In addition to her ministry’s delay in processing family unification applications, Interior Ministry Shaked has been leading an effort to have the Knesset reinstate the law. This week the Ministerial Committee on Legislation voted to support such a move, but due to opposition from two coalition parties, Meretz and the United Arab List, passage of a new law on the subject is not assured. Last month, Shaked informed the High Court of Justice that the legislative process would be completed within about a month.
Minister Esawi Freige of Meretz tweeted that the Supreme Court’s decision “is not only the right legal decision, but also the right moral one.”
Palestinian women protesting in Beit El demanding an ID card, in July.Emil Salman
The prior law deprived Palestinians married to Israelis from obtaining long-term legal status in Israel, providing them with temporary residency at most. It also contained a blanket ban on applications for family unification from Palestinian men under the age of 35 and Palestinian women under the age of 25.
As long as the citizenship law remained in effect, any application for family reunification was automatically rejected by the Interior Ministry unless the interior minister made an exception. Now that the law has expired, the opposite situation prevails. Applications are to be automatically granted in the absence of intervention by the minister – unless Israel’s Shin Bet security agency claims that there are security grounds not to grant resident status.

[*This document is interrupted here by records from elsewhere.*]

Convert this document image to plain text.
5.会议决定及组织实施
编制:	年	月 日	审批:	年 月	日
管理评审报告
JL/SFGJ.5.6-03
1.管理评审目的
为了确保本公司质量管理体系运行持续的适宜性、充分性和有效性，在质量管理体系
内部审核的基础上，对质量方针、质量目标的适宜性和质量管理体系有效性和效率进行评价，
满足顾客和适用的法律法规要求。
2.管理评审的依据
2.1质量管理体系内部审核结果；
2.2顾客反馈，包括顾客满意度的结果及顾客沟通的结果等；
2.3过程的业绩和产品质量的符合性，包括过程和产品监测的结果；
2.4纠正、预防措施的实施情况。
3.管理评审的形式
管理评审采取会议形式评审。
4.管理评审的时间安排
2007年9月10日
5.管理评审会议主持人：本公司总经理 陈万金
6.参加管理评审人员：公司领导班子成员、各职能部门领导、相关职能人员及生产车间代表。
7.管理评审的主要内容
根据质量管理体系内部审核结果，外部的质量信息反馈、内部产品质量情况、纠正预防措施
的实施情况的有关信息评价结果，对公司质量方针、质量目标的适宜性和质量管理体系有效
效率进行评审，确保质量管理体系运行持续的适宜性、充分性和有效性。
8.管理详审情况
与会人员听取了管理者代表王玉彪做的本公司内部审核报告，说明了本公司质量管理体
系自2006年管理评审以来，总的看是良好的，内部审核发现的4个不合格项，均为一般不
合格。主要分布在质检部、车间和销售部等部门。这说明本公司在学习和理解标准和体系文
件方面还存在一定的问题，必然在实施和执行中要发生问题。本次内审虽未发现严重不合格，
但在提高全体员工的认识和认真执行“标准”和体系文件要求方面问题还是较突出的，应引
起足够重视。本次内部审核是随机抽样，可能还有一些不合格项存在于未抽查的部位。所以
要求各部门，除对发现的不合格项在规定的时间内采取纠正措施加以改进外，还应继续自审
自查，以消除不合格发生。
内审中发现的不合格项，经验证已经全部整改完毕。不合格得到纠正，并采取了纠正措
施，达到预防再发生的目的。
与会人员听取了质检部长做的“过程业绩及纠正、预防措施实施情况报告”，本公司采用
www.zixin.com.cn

Officially the Israeli government is taking the position that the limitations on granting Israeli residency or citizenship are based on security considerations – to prevent Palestinians involved in terrorist activity from becoming Israeli citizens. Senior Israeli officials have publicly acknowledged, however, that there are also demographic considerations involved, over concerns that the move would boost Israel’s non-Jewish population.
In Supreme Court deliberations last month on another case, which remains classified, Justice Vogelman was critical of the Interior Ministry’s stance. “It’s amusing. We’ve seen that the Israeli Knesset decided not to extend the law. It’s clear that there cannot be an effort to maintain the application of a law without it existing. There no longer is a law. What are we deliberating about here?” he quipped.
In the current case, the human rights groups – the Association for Civil Rights in Israel, the Hamoked Center for the Defense of the Individual and Physicians for Human Rights – issued a statement saying that the Supreme Court made it clear in its ruling on Tuesday that it was not possible to act in accordance with a law that has expired. Nor could it “hold the families’ hostage to Minister Shaked’s legislative initiatives. The interior minister must act according to the law that applies to all those seeking status in Israel,” the groups said in a statement.
In their ruling, the Supreme Court justices also ordered the government to pay 5,000 shekels ($1,600) in expenses to the petitioners.